Foster states that Morris’s significance is that “more than any other figure within English socialism, he created a distinctive revolutionary vernacular, wedding this to a socialist aesthetic and an ecological consciousness”.11 Certainly Morris’s visions of socialism and his critique of capitalism should appeal today to a new generation of ecologically-minded revolutionaries. Few other radicals in the 1880s were concerned about capitalism’s “system of waste”. As Foster shows, Morris demonstrated a deep understanding of the problems of capitalist production and how it wastes resources and human life. Moreover, contrary to some studies of Morris, Foster argues there is nothing in his writing that suggests a “return to nature” as being a component of the transition to socialism. Instead, Morris believed that socialism would transform humanity’s relations to nature, as was also envisaged in the writings of Marx and Engels.

Friedrich Engels and ecology

The work of Engels is a key part of The Return of Nature. Foster examines how issues of ecology (in their broadest sense) were key to his writing.

Engels’s pioneering 1845 study The Condition of the Working Class in England is often cited as an exemplary analysis of how capitalism destroys the people who work for it.12 It is still possible to visit some of the sites in Manchester graphically described by Engels in his account of the poverty, disease, squalor and environmental degradation that he encountered during his visit between 1842 and 1844. These conditions and the analysis of the system that created them are minutely explored in Engels’s book.

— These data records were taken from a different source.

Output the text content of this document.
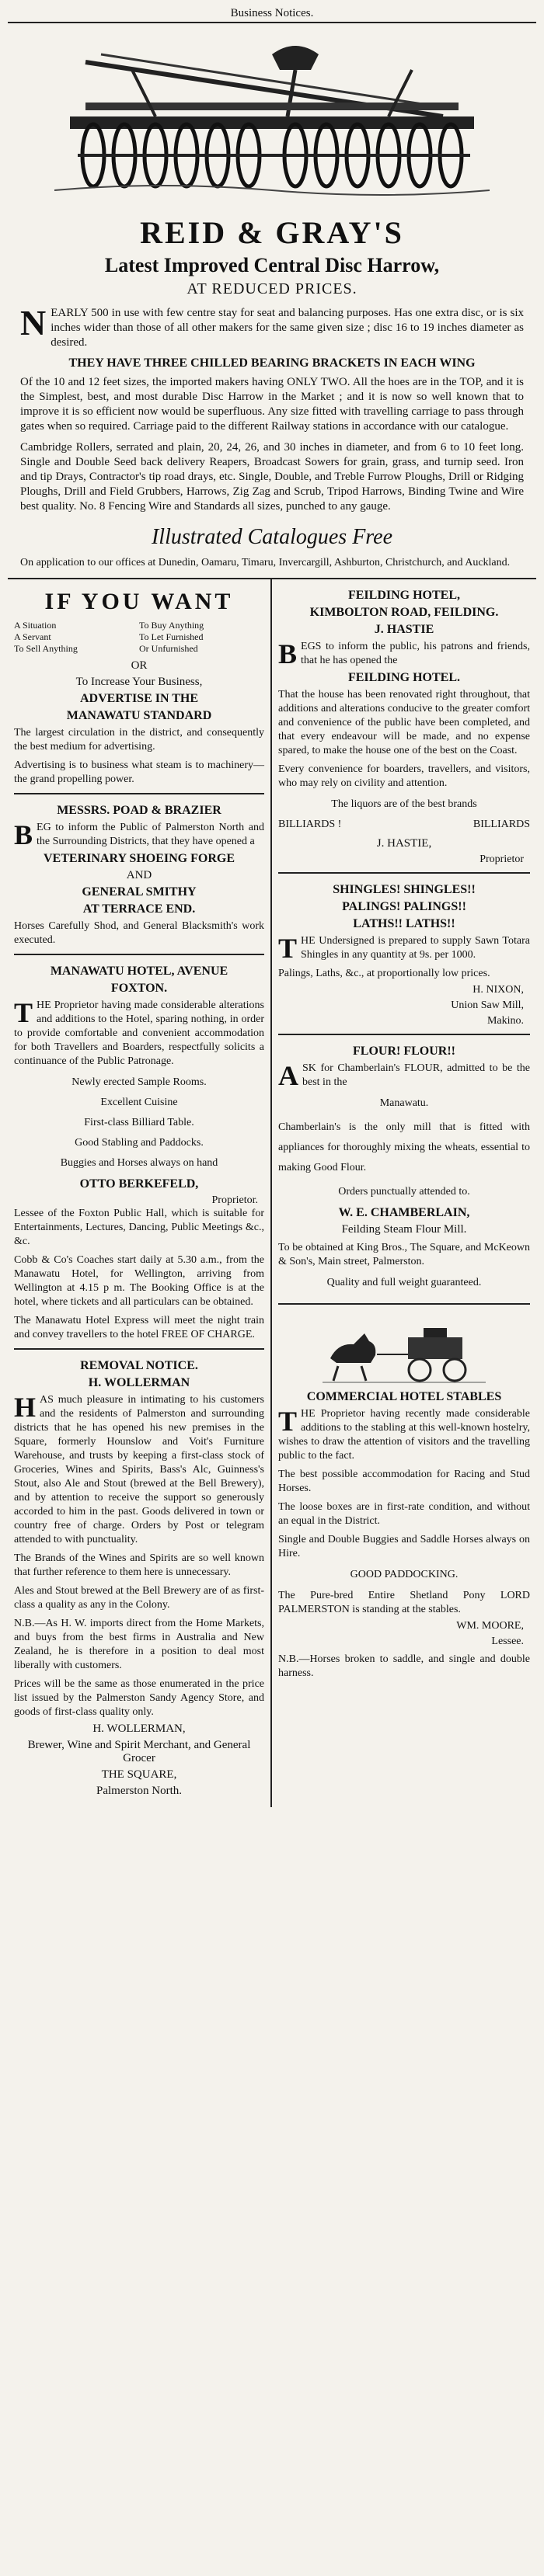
Business Notices.
REID & GRAY'S
Latest Improved Central Disc Harrow,
AT REDUCED PRICES.
N EARLY 500 in use with few centre stay for seat and balancing purposes. Has one extra disc, or is six inches wider than those of all other makers for the same given size ; disc 16 to 19 inches diameter as desired.
THEY HAVE THREE CHILLED BEARING BRACKETS IN EACH WING
Of the 10 and 12 feet sizes, the imported makers having ONLY TWO. All the hoes are in the TOP, and it is the Simplest, best, and most durable Disc Harrow in the Market ; and it is now so well known that to improve it is so efficient now would be superfluous. Any size fitted with travelling carriage to pass through gates when so required. Carriage paid to the different Railway stations in accordance with our catalogue.
Cambridge Rollers, serrated and plain, 20, 24, 26, and 30 inches in diameter, and from 6 to 10 feet long. Single and Double Seed back delivery Reapers, Broadcast Sowers for grain, grass, and turnip seed. Iron and tip Drays, Contractor's tip road drays, etc. Single, Double, and Treble Furrow Ploughs, Drill or Ridging Ploughs, Drill and Field Grubbers, Harrows, Zig Zag and Scrub, Tripod Harrows, Binding Twine and Wire best quality. No. 8 Fencing Wire and Standards all sizes, punched to any gauge.
Illustrated Catalogues Free
On application to our offices at Dunedin, Oamaru, Timaru, Invercargill, Ashburton, Christchurch, and Auckland.
IF YOU WANT
A Situation	To Buy Anything
A Servant	To Let Furnished
To Sell Anything	Or Unfurnished
OR
To Increase Your Business,
ADVERTISE IN THE
MANAWATU STANDARD
The largest circulation in the district, and consequently the best medium for advertising.
Advertising is to business what steam is to machinery—the grand propelling power.
MESSRS. POAD & BRAZIER
B EG to inform the Public of Palmerston North and the Surrounding Districts, that they have opened a
VETERINARY SHOEING FORGE
AND
GENERAL SMITHY
AT TERRACE END.
Horses Carefully Shod, and General Blacksmith's work executed.
MANAWATU HOTEL, AVENUE
FOXTON.
T HE Proprietor having made considerable alterations and additions to the Hotel, sparing nothing, in order to provide comfortable and convenient accommodation for both Travellers and Boarders, respectfully solicits a continuance of the Public Patronage.
Newly erected Sample Rooms.
Excellent Cuisine
First-class Billiard Table.
Good Stabling and Paddocks.
Buggies and Horses always on hand
OTTO BERKEFELD,
Proprietor.
Lessee of the Foxton Public Hall, which is suitable for Entertainments, Lectures, Dancing, Public Meetings &c., &c.
Cobb & Co's Coaches start daily at 5.30 a.m., from the Manawatu Hotel, for Wellington, arriving from Wellington at 4.15 p m. The Booking Office is at the hotel, where tickets and all particulars can be obtained.
The Manawatu Hotel Express will meet the night train and convey travellers to the hotel FREE OF CHARGE.
REMOVAL NOTICE.
H. WOLLERMAN
H AS much pleasure in intimating to his customers and the residents of Palmerston and surrounding districts that he has opened his new premises in the Square, formerly Hounslow and Voit's Furniture Warehouse, and trusts by keeping a first-class stock of Groceries, Wines and Spirits, Bass's Alc, Guinness's Stout, also Ale and Stout (brewed at the Bell Brewery), and by attention to receive the support so generously accorded to him in the past. Goods delivered in town or country free of charge. Orders by Post or telegram attended to with punctuality.
The Brands of the Wines and Spirits are so well known that further reference to them here is unnecessary.
Ales and Stout brewed at the Bell Brewery are of as first-class a quality as any in the Colony.
N.B.—As H. W. imports direct from the Home Markets, and buys from the best firms in Australia and New Zealand, he is therefore in a position to deal most liberally with customers.
Prices will be the same as those enumerated in the price list issued by the Palmerston Sandy Agency Store, and goods of first-class quality only.
H. WOLLERMAN,
Brewer, Wine and Spirit Merchant, and General Grocer
THE SQUARE,
Palmerston North.
FEILDING HOTEL,
KIMBOLTON ROAD, FEILDING.
J. HASTIE
B EGS to inform the public, his patrons and friends, that he has opened the
FEILDING HOTEL.
That the house has been renovated right throughout, that additions and alterations conducive to the greater comfort and convenience of the public have been completed, and that every endeavour will be made, and no expense spared, to make the house one of the best on the Coast.
Every convenience for boarders, travellers, and visitors, who may rely on civility and attention.
The liquors are of the best brands
BILLIARDS !	BILLIARDS
J. HASTIE,
Proprietor
SHINGLES! SHINGLES!!
PALINGS! PALINGS!!
LATHS!! LATHS!!
T HE Undersigned is prepared to supply Sawn Totara Shingles in any quantity at 9s. per 1000.
Palings, Laths, &c., at proportionally low prices.
H. NIXON,
Union Saw Mill,
Makino.
FLOUR! FLOUR!!
A SK for Chamberlain's FLOUR, admitted to be the best in the
Manawatu.
Chamberlain's is the only mill that is fitted with appliances for thoroughly mixing the wheats, essential to making Good Flour.
Orders punctually attended to.
W. E. CHAMBERLAIN,
Feilding Steam Flour Mill.
To be obtained at King Bros., The Square, and McKeown & Son's, Main street, Palmerston.
Quality and full weight guaranteed.
COMMERCIAL HOTEL STABLES
T HE Proprietor having recently made considerable additions to the stabling at this well-known hostelry, wishes to draw the attention of visitors and the travelling public to the fact.
The best possible accommodation for Racing and Stud Horses.
The loose boxes are in first-rate condition, and without an equal in the District.
Single and Double Buggies and Saddle Horses always on Hire.
GOOD PADDOCKING.
The Pure-bred Entire Shetland Pony LORD PALMERSTON is standing at the stables.
WM. MOORE,
Lessee.
N.B.—Horses broken to saddle, and single and double harness.
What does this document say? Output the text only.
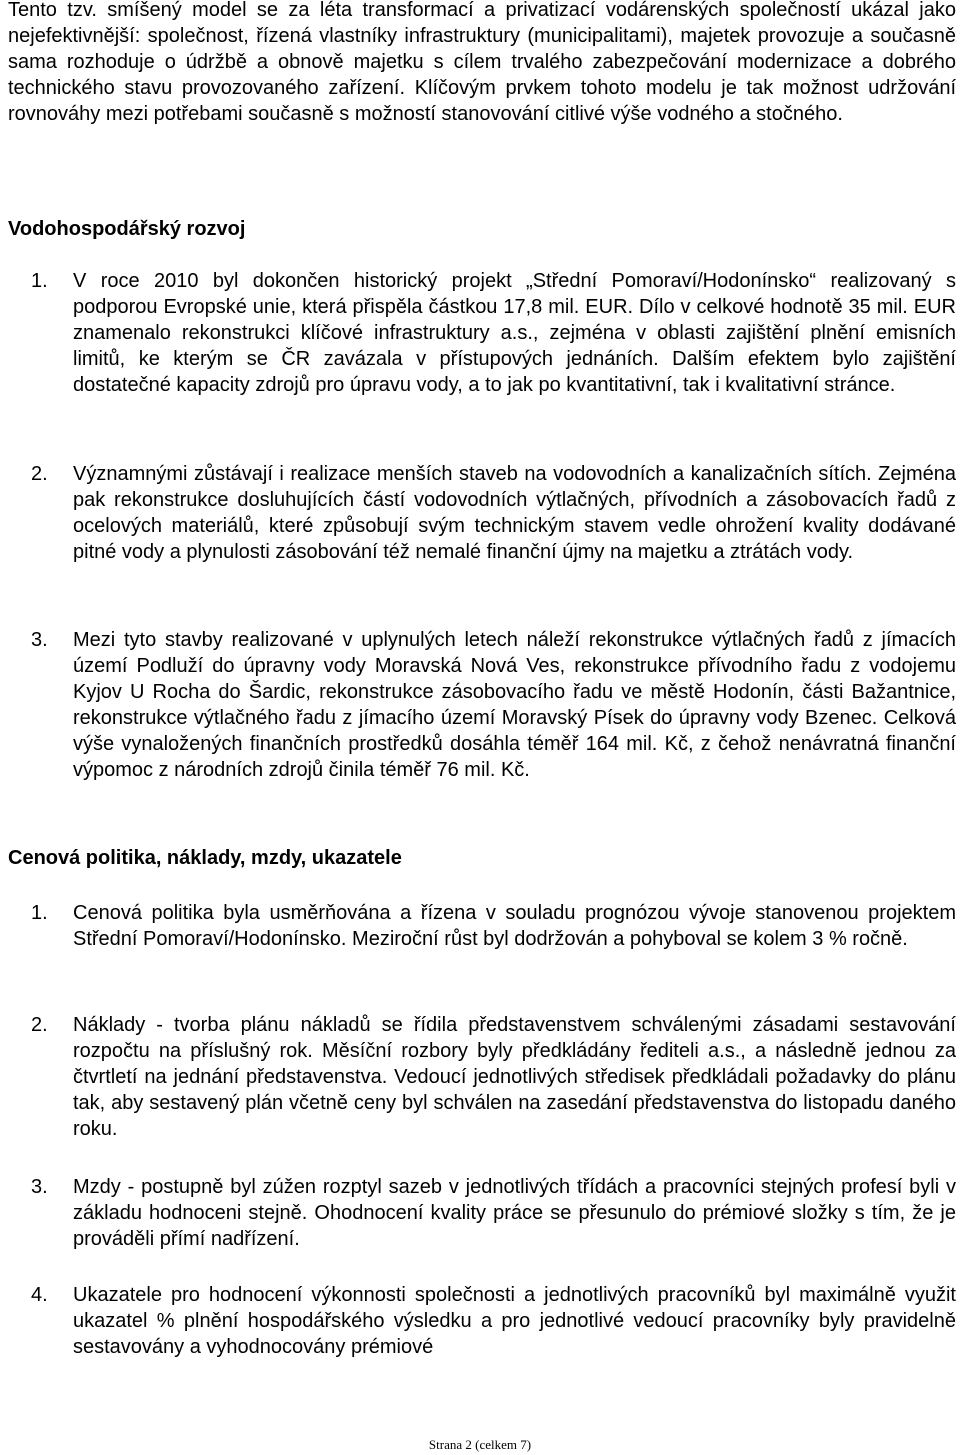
Tento tzv. smíšený model se za léta transformací a privatizací vodárenských společností ukázal jako nejefektivnější: společnost, řízená vlastníky infrastruktury (municipalitami), majetek provozuje a současně sama rozhoduje o údržbě a obnově majetku s cílem trvalého zabezpečování modernizace a dobrého technického stavu provozovaného zařízení. Klíčovým prvkem tohoto modelu je tak možnost udržování rovnováhy mezi potřebami současně s možností stanovování citlivé výše vodného a stočného.
Vodohospodářský rozvoj
1. V roce 2010 byl dokončen historický projekt „Střední Pomoraví/Hodonínsko“ realizovaný s podporou Evropské unie, která přispěla částkou 17,8 mil. EUR. Dílo v celkové hodnotě 35 mil. EUR znamenalo rekonstrukci klíčové infrastruktury a.s., zejména v oblasti zajištění plnění emisních limitů, ke kterým se ČR zavázala v přístupových jednáních. Dalším efektem bylo zajištění dostatečné kapacity zdrojů pro úpravu vody, a to jak po kvantitativní, tak i kvalitativní stránce.
2. Významnými zůstávají i realizace menších staveb na vodovodních a kanalizačních sítích. Zejména pak rekonstrukce dosluhujících částí vodovodních výtlačných, přívodních a zásobovacích řadů z ocelových materiálů, které způsobují svým technickým stavem vedle ohrožení kvality dodávané pitné vody a plynulosti zásobování též nemalé finanční újmy na majetku a ztrátách vody.
3. Mezi tyto stavby realizované v uplynulých letech náleží rekonstrukce výtlačných řadů z jímacích území Podluží do úpravny vody Moravská Nová Ves, rekonstrukce přívodního řadu z vodojemu Kyjov U Rocha do Šardic, rekonstrukce zásobovacího řadu ve městě Hodonín, části Bažantnice, rekonstrukce výtlačného řadu z jímacího území Moravský Písek do úpravny vody Bzenec. Celková výše vynaložených finančních prostředků dosáhla téměř 164 mil. Kč, z čehož nenávratná finanční výpomoc z národních zdrojů činila téměř 76 mil. Kč.
Cenová politika, náklady, mzdy, ukazatele
1. Cenová politika byla usměrňována a řízena v souladu prognózou vývoje stanovenou projektem Střední Pomoraví/Hodonínsko. Meziroční růst byl dodržován a pohyboval se kolem 3 % ročně.
2. Náklady - tvorba plánu nákladů se řídila představenstvem schválenými zásadami sestavování rozpočtu na příslušný rok. Měsíční rozbory byly předkládány řediteli a.s., a následně jednou za čtvrtletí na jednání představenstva. Vedoucí jednotlivých středisek předkládali požadavky do plánu tak, aby sestavený plán včetně ceny byl schválen na zasedání představenstva do listopadu daného roku.
3. Mzdy - postupně byl zúžen rozptyl sazeb v jednotlivých třídách a pracovníci stejných profesí byli v základu hodnoceni stejně. Ohodnocení kvality práce se přesunulo do prémiové složky s tím, že je prováděli přímí nadřízení.
4. Ukazatele pro hodnocení výkonnosti společnosti a jednotlivých pracovníků byl maximálně využit ukazatel % plnění hospodářského výsledku a pro jednotlivé vedoucí pracovníky byly pravidelně sestavovány a vyhodnocovány prémiové
Strana 2 (celkem 7)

However, reducing Engels’s environmental understanding to this one book misses the way that ecological thinking was central to his life’s work. Foster claims that Engels was an “early exponent of an ecological worldview, and particularly of the dialectical relation between human beings and nature”:

Engels’s view of nature was not a reified one associated with economic categories of capitalist commodity production, where nature was reduced to something to conquer and exploit. Rather, from the start, he recognised the intrinsic value of nature and hence the tragedy of its estrangement under capitalism.13

Foster argues that Engels thus develops a broader sense of the working class:

In focusing on the working class under capitalism in all of its forms—industrial, agricultural, mining—and on the overall environmental conditions of the proletariat, Engels was developing a concept of the working class that was environmental in character, rather than the narrower notion of an industrial proletariat of purely factory workers that was later to prevail among many socialists—and their critics.14

Here, Engels’s ideas mirrored those of Morris. Morris’s vision of socialism, as expounded, for instance, in his novel News from Nowhere, contains a similar broad understanding of workers (and work) that is not simply about industrial production but about productive labour in its wider sense.

Engels’s analysis was heavily dependent on Marx’s theory of the “metabolic rift”. The separation between urban and rural areas under capitalism ruptured the historic relations between people and the natural world. Engels went on to further develop these ideas, but unfortunately left much of this work incomplete at the end of his life.

Foster shows how Engels’s work, however unfinished, remains crucial to a radical understanding of ecology. At the core of The Return of Nature is a study of his dialectical thinking. One key part of this was Engels’s development of a materialist understanding of human evolution. In his 1876 essay “The Part Played by Labour in the Transition from Ape to Man”, Engels argued that scientists had neglected the role of labour in shaping human evolution. As Foster explains:

Engels, as a dedicated materialist and egalitarian, sought to counter all such views of inherent human inequality with a materialist anthropological approach, emphasising labour as the basis of human self-creation and slavery or servitude as a product of the development of class society… He argued that attempts to explain human evolution by purely biological factors…left out what was most important: the active role of human beings in their self-creation through the transformation of nature and their relation to nature by means of labour.15

Engels also famously extended this critique to an explanation of the development of women’s oppression in society—arguing that this is not rooted in nature, but in concrete historical circumstances.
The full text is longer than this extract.